Richter Bengt Fuchs (VG Gera)
Mit Richter Bengt Fuchs ist am VG Gera ein Richter für Asylverfahren von Flüchtlingen aus Afrika zuständig, der offen mit der AfD sympathisiert. 2018 etwa nahm er an der Wahlparty der Partei teil. Dass sich diese Nähe zu rechten Kreisen auch in seinen Urteilen niederschlagen kann, verwundert kaum. Das vor kurzem erschienene Buch „Rechte Richter“ hat sich der Journalist Joachim Wagner etwas näher mit seiner Urteilspraxis befasst und kommt dabei zu besorgniserregenden Feststellungen.
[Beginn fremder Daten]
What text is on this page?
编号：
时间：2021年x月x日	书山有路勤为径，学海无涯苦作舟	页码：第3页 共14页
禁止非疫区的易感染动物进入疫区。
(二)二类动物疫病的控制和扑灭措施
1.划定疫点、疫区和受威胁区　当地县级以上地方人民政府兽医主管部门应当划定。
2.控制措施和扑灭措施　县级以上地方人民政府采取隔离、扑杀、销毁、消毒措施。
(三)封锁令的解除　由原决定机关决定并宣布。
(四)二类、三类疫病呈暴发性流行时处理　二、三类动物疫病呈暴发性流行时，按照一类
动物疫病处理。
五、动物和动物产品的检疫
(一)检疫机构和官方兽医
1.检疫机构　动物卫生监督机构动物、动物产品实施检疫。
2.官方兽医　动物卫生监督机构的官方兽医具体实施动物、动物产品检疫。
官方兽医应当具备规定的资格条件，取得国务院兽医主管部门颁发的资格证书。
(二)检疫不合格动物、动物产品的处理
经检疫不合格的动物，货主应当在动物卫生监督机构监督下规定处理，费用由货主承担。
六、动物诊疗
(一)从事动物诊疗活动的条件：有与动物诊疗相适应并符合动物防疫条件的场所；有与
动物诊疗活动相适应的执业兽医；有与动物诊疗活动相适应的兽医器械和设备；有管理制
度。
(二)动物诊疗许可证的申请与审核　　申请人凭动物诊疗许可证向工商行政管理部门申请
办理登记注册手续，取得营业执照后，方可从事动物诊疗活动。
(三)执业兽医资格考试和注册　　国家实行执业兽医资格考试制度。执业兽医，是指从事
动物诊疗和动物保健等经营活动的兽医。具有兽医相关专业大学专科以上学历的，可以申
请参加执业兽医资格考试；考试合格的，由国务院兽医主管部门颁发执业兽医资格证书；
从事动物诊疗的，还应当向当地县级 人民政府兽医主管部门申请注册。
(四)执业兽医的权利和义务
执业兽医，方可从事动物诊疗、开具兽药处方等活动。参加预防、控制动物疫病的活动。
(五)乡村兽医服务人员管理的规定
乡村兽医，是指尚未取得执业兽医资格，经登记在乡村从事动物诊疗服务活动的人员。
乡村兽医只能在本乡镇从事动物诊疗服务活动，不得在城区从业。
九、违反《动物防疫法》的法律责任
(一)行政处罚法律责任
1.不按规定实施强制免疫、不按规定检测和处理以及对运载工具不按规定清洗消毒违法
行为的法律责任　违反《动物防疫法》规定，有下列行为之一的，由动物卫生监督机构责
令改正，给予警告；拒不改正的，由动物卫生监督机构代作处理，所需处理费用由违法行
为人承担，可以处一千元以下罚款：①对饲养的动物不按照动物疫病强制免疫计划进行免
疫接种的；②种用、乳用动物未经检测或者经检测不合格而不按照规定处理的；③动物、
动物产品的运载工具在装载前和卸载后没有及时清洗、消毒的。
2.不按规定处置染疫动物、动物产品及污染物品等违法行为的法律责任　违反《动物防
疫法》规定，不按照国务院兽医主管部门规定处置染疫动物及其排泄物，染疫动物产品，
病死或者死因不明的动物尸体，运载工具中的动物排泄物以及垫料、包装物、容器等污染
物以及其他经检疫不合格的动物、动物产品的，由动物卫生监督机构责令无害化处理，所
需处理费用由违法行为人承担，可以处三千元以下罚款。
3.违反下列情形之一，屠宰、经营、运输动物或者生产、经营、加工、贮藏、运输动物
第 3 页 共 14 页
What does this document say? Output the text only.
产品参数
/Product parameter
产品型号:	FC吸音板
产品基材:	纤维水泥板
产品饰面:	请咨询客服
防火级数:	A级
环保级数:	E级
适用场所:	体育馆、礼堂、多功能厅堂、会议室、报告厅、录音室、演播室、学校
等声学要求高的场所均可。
Bei Flüchtlingsorganisationen und Rechtsanwälten habe „sich der Eindruck verfestigt, dass Asylverfahren mit Flüchtlingen aus Afrika“ insbesondere bei Richter Fuchs fast nie zu gewinnen“ seien. Offenbar sehen die Richter am Geraer Gericht kein Problem darin, als Erkenntnisquellen rechte Publikationen wie die Junge Freiheit zu zitieren. In einem Urteil beschwerte sich Fuchs über Kirchenasyle, die er entgegen eines weitverbreiteten Konsenses für illegal hält. Dementsprechend hielt das VG Gera anders als andere Gerichte daran fest, Personen im Kirchenasyl für untergetaucht zu erklären. Als erster Richter überhaupt wird Fuchs deshalb für die Spitze des Eisbergs nominiert.